El libro de Truman Capote, “A sangre fría” podemos clasificarlo según la definición de Tomás Eloy Martínez como una ficción verdadera, ya que “el gesto de apropiación de la realidad es más evidente y su interdependencia con el imaginario de la comunidad dentro de la cual el texto se produce y con el momento en el cual se produce es, también, mucho más clara”.
El autor pasó seis años siguiendo de cerca el caso y hablando con los personajes del pueblo, un trabajo de campo excepcional que hubiera podido ser evitado con solo recurrir a la imaginería fantástica.
Basada en la realidad narra una historia, o mejor dicho narra infinidad de historias simultáneas, la de cada uno de los personajes, sus sueños, sus convicciones y hasta su forma de actuar y lo realiza utilizando un lenguaje urbano que provoca una vertiginosa lectura.
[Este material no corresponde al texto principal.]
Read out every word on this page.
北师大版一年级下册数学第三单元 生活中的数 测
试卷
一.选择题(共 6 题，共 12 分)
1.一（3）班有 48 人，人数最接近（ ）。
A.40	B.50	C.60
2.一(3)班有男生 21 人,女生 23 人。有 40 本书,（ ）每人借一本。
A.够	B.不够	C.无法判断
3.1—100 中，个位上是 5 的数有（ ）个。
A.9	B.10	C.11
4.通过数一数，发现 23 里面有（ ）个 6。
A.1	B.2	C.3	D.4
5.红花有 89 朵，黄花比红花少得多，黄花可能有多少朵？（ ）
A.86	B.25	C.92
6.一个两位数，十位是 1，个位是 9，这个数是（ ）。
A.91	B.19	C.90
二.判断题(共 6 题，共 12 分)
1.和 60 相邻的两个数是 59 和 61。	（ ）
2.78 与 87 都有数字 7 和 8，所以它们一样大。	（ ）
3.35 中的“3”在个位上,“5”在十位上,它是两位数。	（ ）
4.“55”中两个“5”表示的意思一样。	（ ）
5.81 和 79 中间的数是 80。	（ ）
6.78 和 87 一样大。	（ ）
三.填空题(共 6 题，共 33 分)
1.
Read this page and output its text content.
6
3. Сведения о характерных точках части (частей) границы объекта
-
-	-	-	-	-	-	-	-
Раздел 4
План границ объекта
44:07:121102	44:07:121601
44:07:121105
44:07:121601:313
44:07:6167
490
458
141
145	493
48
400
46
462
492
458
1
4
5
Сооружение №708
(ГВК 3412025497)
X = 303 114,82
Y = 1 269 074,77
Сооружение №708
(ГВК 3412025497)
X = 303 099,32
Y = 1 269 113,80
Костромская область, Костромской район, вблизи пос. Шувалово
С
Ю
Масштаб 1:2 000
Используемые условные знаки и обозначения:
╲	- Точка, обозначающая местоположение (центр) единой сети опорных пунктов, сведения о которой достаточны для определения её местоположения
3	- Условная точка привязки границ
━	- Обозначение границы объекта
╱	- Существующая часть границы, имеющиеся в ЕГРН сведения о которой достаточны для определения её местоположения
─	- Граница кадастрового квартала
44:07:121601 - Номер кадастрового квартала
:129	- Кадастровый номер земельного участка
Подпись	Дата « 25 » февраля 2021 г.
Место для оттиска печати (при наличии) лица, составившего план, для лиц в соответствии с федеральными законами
Utiliza descripciones minuciosas de gran realismo que atrapan al lector en la historia aunque ofrece su visión personal de los acontecimientos de la forma más objetiva posible.
Recurre a la doble temporalidad, va y viene del presente al pasado para explicar el ser de cada personaje y cada una de las situaciones de una forma no lineal, sino mas bien en una forma casi “hipertextual” navegando y rompiendo las fronteras de la temporalidad de la historia.
La novela cuenta historias paralelas, historias no tomadas de la ficción sino de la realidad. Tal vez ese sea el motivo por el cual la sensación que se produce en el lector es de un realismo extremo, comprometido con el texto, con la historia y sintiendo a cada uno de los personajes.